Av1 = 17 * 82000 / 82000 + 7700 = 1394000 / 89700 = 15.5
Av2 = 17 * 100000 / 100000 + 7700 = 1700000 / 107700 = 15.8
Av1 + Av2 = 15.5 + 15.8 = 31.3
The combined gain is 31.3. But, it is shared, so a 1V input will produce a 15.75V signal on each anode.
Dropping voltages and wattage ratings
- E1 - E2 = E3
- voltage1 minus voltage2 equals voltage3
- E3 / I = R
- voltage3 divided by current equals resistance
- Given: The B+ - in the power supply - needs to be dropped from 466Vdc to 425Vdc at a current draw of 315ma.
- Problem: what value resistor is needed?
- Solution: 466V - 425V = 41V; 41V / .315A = 130 ohms
- Given: The B+ on the screens must be reduced from 304V to 299V at .005A.
- Problem: what resistance value is needed?
- Solution: 304V - 299V = 5V; 5V / .005A = 1000 ohms
- Given: A driver tube, a B+ of 450V and the plate current of the tube is 17ma.
- Problem: what value plate resistor is need to drop the B+ to 225V?
- Solution: 450V - 225V = 225V; 225V / .017A = 13235ohm.
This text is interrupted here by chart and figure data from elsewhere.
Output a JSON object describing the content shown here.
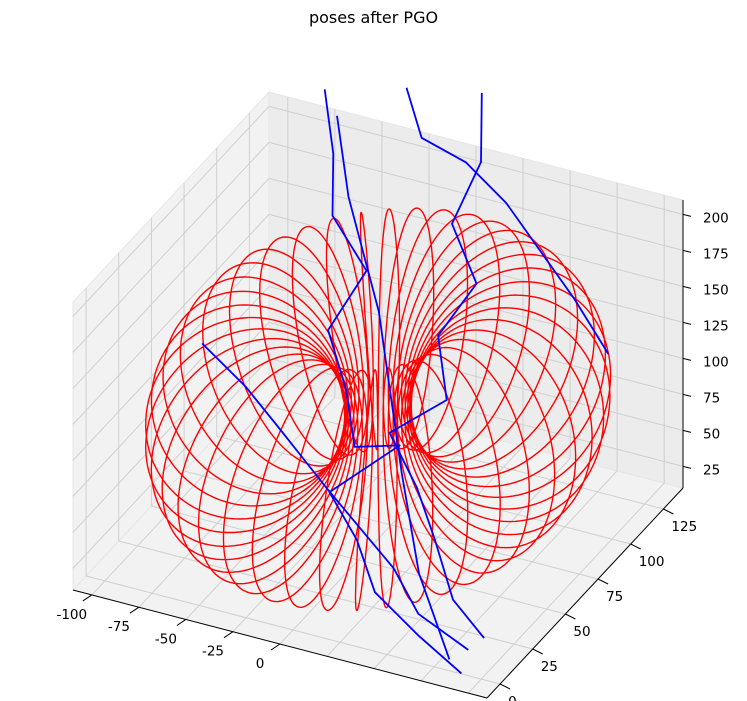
{
  "chart_data": {
    "type": "line3d",
    "title": "poses after PGO",
    "projection": "3d",
    "grid": true,
    "x_ticks": [
      -100,
      -75,
      -50,
      -25,
      0
    ],
    "y_ticks": [
      0,
      25,
      50,
      75,
      100,
      125
    ],
    "z_ticks": [
      25,
      50,
      75,
      100,
      125,
      150,
      175,
      200
    ],
    "xlim": [
      -110,
      110
    ],
    "ylim": [
      -10,
      140
    ],
    "zlim": [
      10,
      210
    ],
    "series": [
      {
        "color": "#ff0000",
        "shape": "torus",
        "center": [
          0,
          65,
          100
        ],
        "major_radius": 60,
        "minor_radius": 45,
        "turns": 40
      },
      {
        "color": "#0000ff",
        "shape": "random-walk",
        "samples": [
          [
            -60,
            120,
            230
          ],
          [
            -40,
            100,
            200
          ],
          [
            -10,
            80,
            150
          ],
          [
            10,
            60,
            120
          ],
          [
            30,
            40,
            90
          ],
          [
            60,
            10,
            60
          ],
          [
            90,
            -10,
            30
          ]
        ]
      }
    ]
  }
}
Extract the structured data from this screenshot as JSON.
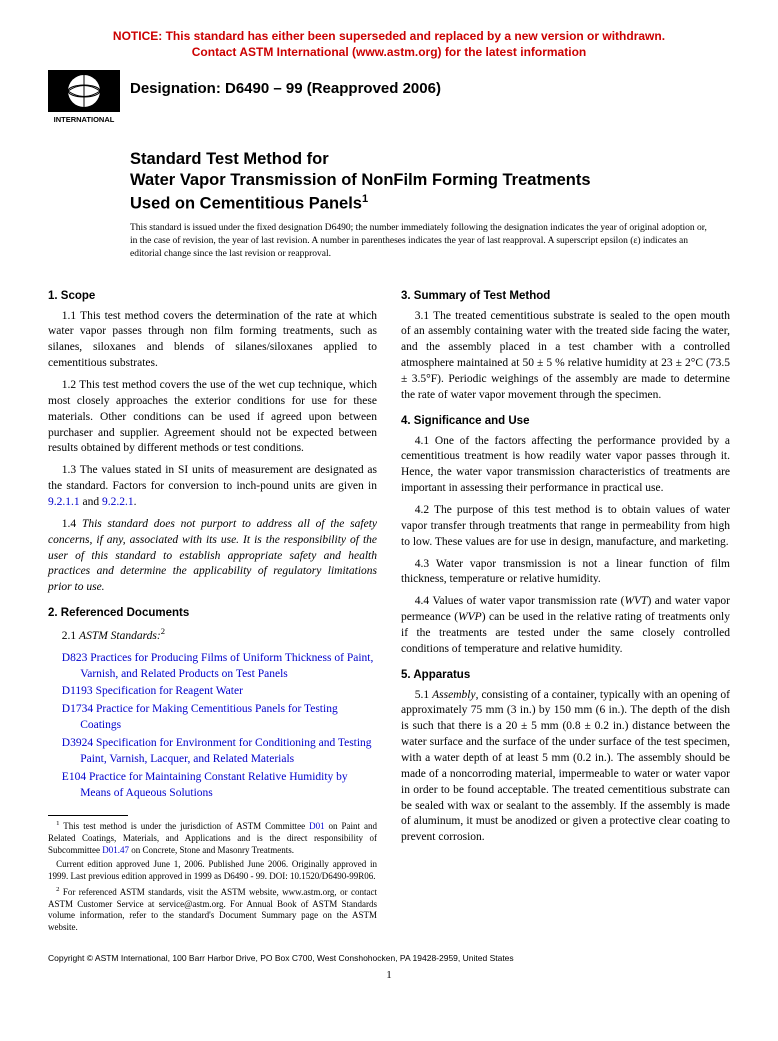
{
  "notice": {
    "color": "#cc0000",
    "line1": "NOTICE: This standard has either been superseded and replaced by a new version or withdrawn.",
    "line2": "Contact ASTM International (www.astm.org) for the latest information"
  },
  "logo": {
    "bg_color": "#000000",
    "fg_color": "#ffffff",
    "top_text": "ASTM",
    "bottom_text": "INTERNATIONAL"
  },
  "designation": "Designation: D6490 – 99 (Reapproved 2006)",
  "title": {
    "line1": "Standard Test Method for",
    "line2": "Water Vapor Transmission of NonFilm Forming Treatments",
    "line3": "Used on Cementitious Panels",
    "superscript": "1"
  },
  "issuance": "This standard is issued under the fixed designation D6490; the number immediately following the designation indicates the year of original adoption or, in the case of revision, the year of last revision. A number in parentheses indicates the year of last reapproval. A superscript epsilon (ε) indicates an editorial change since the last revision or reapproval.",
  "link_color": "#0000cc",
  "left": {
    "s1": {
      "head": "1. Scope",
      "p1": {
        "n": "1.1",
        "t": "This test method covers the determination of the rate at which water vapor passes through non film forming treatments, such as silanes, siloxanes and blends of silanes/siloxanes applied to cementitious substrates."
      },
      "p2": {
        "n": "1.2",
        "t": "This test method covers the use of the wet cup technique, which most closely approaches the exterior conditions for use for these materials. Other conditions can be used if agreed upon between purchaser and supplier. Agreement should not be expected between results obtained by different methods or test conditions."
      },
      "p3": {
        "n": "1.3",
        "t_a": "The values stated in SI units of measurement are designated as the standard. Factors for conversion to inch-pound units are given in ",
        "l1": "9.2.1.1",
        "t_b": " and ",
        "l2": "9.2.2.1",
        "t_c": "."
      },
      "p4": {
        "n": "1.4",
        "t": "This standard does not purport to address all of the safety concerns, if any, associated with its use. It is the responsibility of the user of this standard to establish appropriate safety and health practices and determine the applicability of regulatory limitations prior to use."
      }
    },
    "s2": {
      "head": "2. Referenced Documents",
      "p1": {
        "n": "2.1",
        "label": "ASTM Standards:",
        "sup": "2"
      },
      "refs": [
        {
          "code": "D823",
          "title": "Practices for Producing Films of Uniform Thickness of Paint, Varnish, and Related Products on Test Panels"
        },
        {
          "code": "D1193",
          "title": "Specification for Reagent Water"
        },
        {
          "code": "D1734",
          "title": "Practice for Making Cementitious Panels for Testing Coatings"
        },
        {
          "code": "D3924",
          "title": "Specification for Environment for Conditioning and Testing Paint, Varnish, Lacquer, and Related Materials"
        },
        {
          "code": "E104",
          "title": "Practice for Maintaining Constant Relative Humidity by Means of Aqueous Solutions"
        }
      ]
    },
    "fn1": {
      "sup": "1",
      "t_a": "This test method is under the jurisdiction of ASTM Committee ",
      "l1": "D01",
      "t_b": " on Paint and Related Coatings, Materials, and Applications and is the direct responsibility of Subcommittee ",
      "l2": "D01.47",
      "t_c": " on Concrete, Stone and Masonry Treatments."
    },
    "fn1b": "Current edition approved June 1, 2006. Published June 2006. Originally approved in 1999. Last previous edition approved in 1999 as D6490 - 99. DOI: 10.1520/D6490-99R06.",
    "fn2": {
      "sup": "2",
      "t": "For referenced ASTM standards, visit the ASTM website, www.astm.org, or contact ASTM Customer Service at service@astm.org. For Annual Book of ASTM Standards volume information, refer to the standard's Document Summary page on the ASTM website."
    }
  },
  "right": {
    "s3": {
      "head": "3. Summary of Test Method",
      "p1": {
        "n": "3.1",
        "t": "The treated cementitious substrate is sealed to the open mouth of an assembly containing water with the treated side facing the water, and the assembly placed in a test chamber with a controlled atmosphere maintained at 50 ± 5 % relative humidity at 23 ± 2°C (73.5 ± 3.5°F). Periodic weighings of the assembly are made to determine the rate of water vapor movement through the specimen."
      }
    },
    "s4": {
      "head": "4. Significance and Use",
      "p1": {
        "n": "4.1",
        "t": "One of the factors affecting the performance provided by a cementitious treatment is how readily water vapor passes through it. Hence, the water vapor transmission characteristics of treatments are important in assessing their performance in practical use."
      },
      "p2": {
        "n": "4.2",
        "t": "The purpose of this test method is to obtain values of water vapor transfer through treatments that range in permeability from high to low. These values are for use in design, manufacture, and marketing."
      },
      "p3": {
        "n": "4.3",
        "t": "Water vapor transmission is not a linear function of film thickness, temperature or relative humidity."
      },
      "p4": {
        "n": "4.4",
        "t_a": "Values of water vapor transmission rate (",
        "i1": "WVT",
        "t_b": ") and water vapor permeance (",
        "i2": "WVP",
        "t_c": ") can be used in the relative rating of treatments only if the treatments are tested under the same closely controlled conditions of temperature and relative humidity."
      }
    },
    "s5": {
      "head": "5. Apparatus",
      "p1": {
        "n": "5.1",
        "label": "Assembly",
        "t": ", consisting of a container, typically with an opening of approximately 75 mm (3 in.) by 150 mm (6 in.). The depth of the dish is such that there is a 20 ± 5 mm (0.8 ± 0.2 in.) distance between the water surface and the surface of the under surface of the test specimen, with a water depth of at least 5 mm (0.2 in.). The assembly should be made of a noncorroding material, impermeable to water or water vapor in order to be found acceptable. The treated cementitious substrate can be sealed with wax or sealant to the assembly. If the assembly is made of aluminum, it must be anodized or given a protective clear coating to prevent corrosion."
      }
    }
  },
  "copyright": "Copyright © ASTM International, 100 Barr Harbor Drive, PO Box C700, West Conshohocken, PA 19428-2959, United States",
  "page_number": "1"
}
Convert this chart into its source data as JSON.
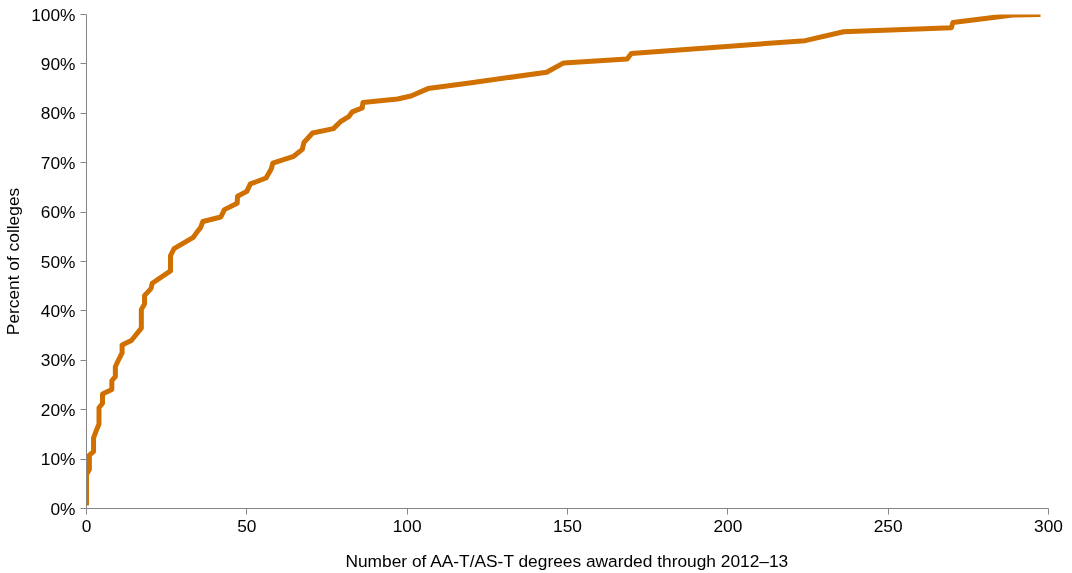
{
  "chart_data": {
    "type": "line",
    "xlabel": "Number of AA-T/AS-T degrees awarded through 2012–13",
    "ylabel": "Percent of colleges",
    "x": [
      0,
      0,
      0.9,
      0.9,
      2.2,
      2.2,
      3.2,
      3.9,
      3.9,
      5,
      5,
      7.9,
      7.9,
      9,
      9,
      10,
      11.1,
      11.1,
      14,
      17.1,
      17.1,
      18.1,
      18.1,
      20.1,
      20.5,
      26.2,
      26.2,
      27.3,
      33.3,
      34.3,
      35.6,
      36.3,
      41.9,
      43,
      47,
      47.1,
      50,
      51.1,
      56,
      57.6,
      58.1,
      64.6,
      67.3,
      67.8,
      70.5,
      77,
      79.2,
      81.9,
      82.9,
      86,
      86.2,
      97,
      101.2,
      106.5,
      120,
      143.5,
      148.8,
      168.6,
      169.9,
      224.1,
      236.1,
      269.7,
      270.2,
      288.9,
      297.5
    ],
    "series": [
      {
        "color": "#d07000",
        "values": [
          0.6,
          6.9,
          7.9,
          10.8,
          11.5,
          14.3,
          16,
          17.1,
          20.4,
          21.3,
          23.2,
          24.1,
          25.9,
          26.7,
          28.7,
          30.1,
          31.5,
          33.1,
          34,
          36.5,
          40.3,
          41.4,
          43.1,
          44.5,
          45.6,
          48.1,
          51.2,
          52.6,
          54.9,
          55.8,
          56.9,
          58.1,
          59,
          60.5,
          61.8,
          63.2,
          64.2,
          65.7,
          66.9,
          68.7,
          69.9,
          71.3,
          72.7,
          74.1,
          76,
          76.9,
          78.3,
          79.4,
          80.3,
          81.1,
          82.2,
          82.9,
          83.5,
          85,
          86.2,
          88.3,
          90.2,
          91,
          92.1,
          94.7,
          96.5,
          97.3,
          98.4,
          99.9,
          100
        ]
      }
    ],
    "xlim": [
      0,
      300
    ],
    "xticks": [
      0,
      50,
      100,
      150,
      200,
      250,
      300
    ],
    "ylim": [
      0,
      100
    ],
    "yticks": [
      {
        "value": 0,
        "label": "0%"
      },
      {
        "value": 10,
        "label": "10%"
      },
      {
        "value": 20,
        "label": "20%"
      },
      {
        "value": 30,
        "label": "30%"
      },
      {
        "value": 40,
        "label": "40%"
      },
      {
        "value": 50,
        "label": "50%"
      },
      {
        "value": 60,
        "label": "60%"
      },
      {
        "value": 70,
        "label": "70%"
      },
      {
        "value": 80,
        "label": "80%"
      },
      {
        "value": 90,
        "label": "90%"
      },
      {
        "value": 100,
        "label": "100%"
      }
    ],
    "grid": false,
    "marker": "none",
    "line_style": "solid"
  }
}
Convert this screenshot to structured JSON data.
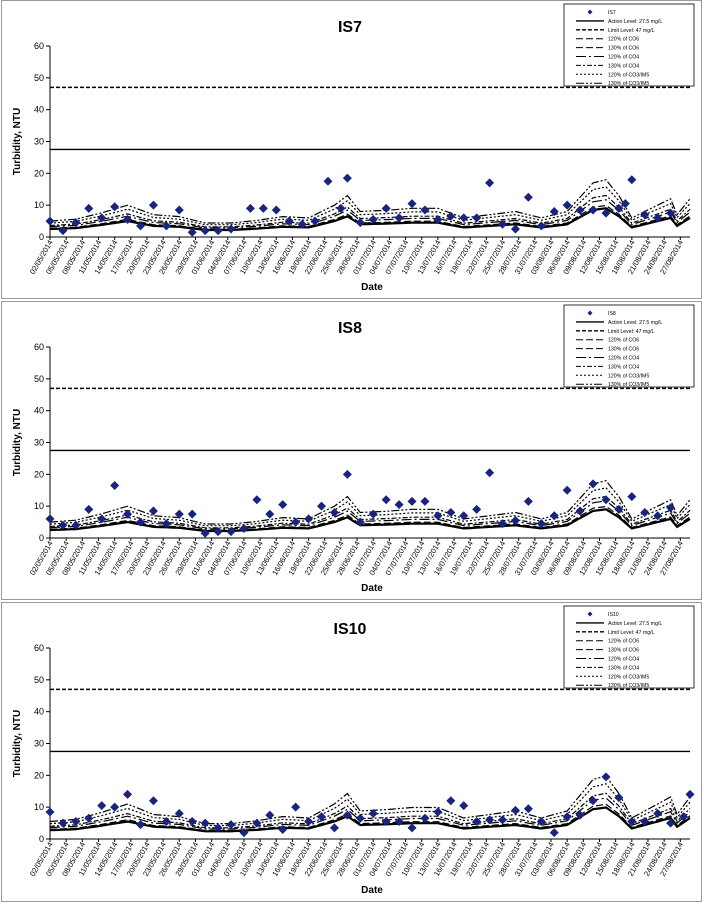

A 12K resistor will do.
- P = I * E
- the power dissipated (wattage) equals current times voltage
- Given: The above screen voltage drop from 304V at .005A and P = I * E [3].
- Problem: what wattage rating for the resistor is suggested?
- Solution: P = 304V * .005A = 1.52W
- In practice to drop the above voltage, it would be best to use at least a 3W resistor. A 2W resistor will get hot and possibly become dodgy.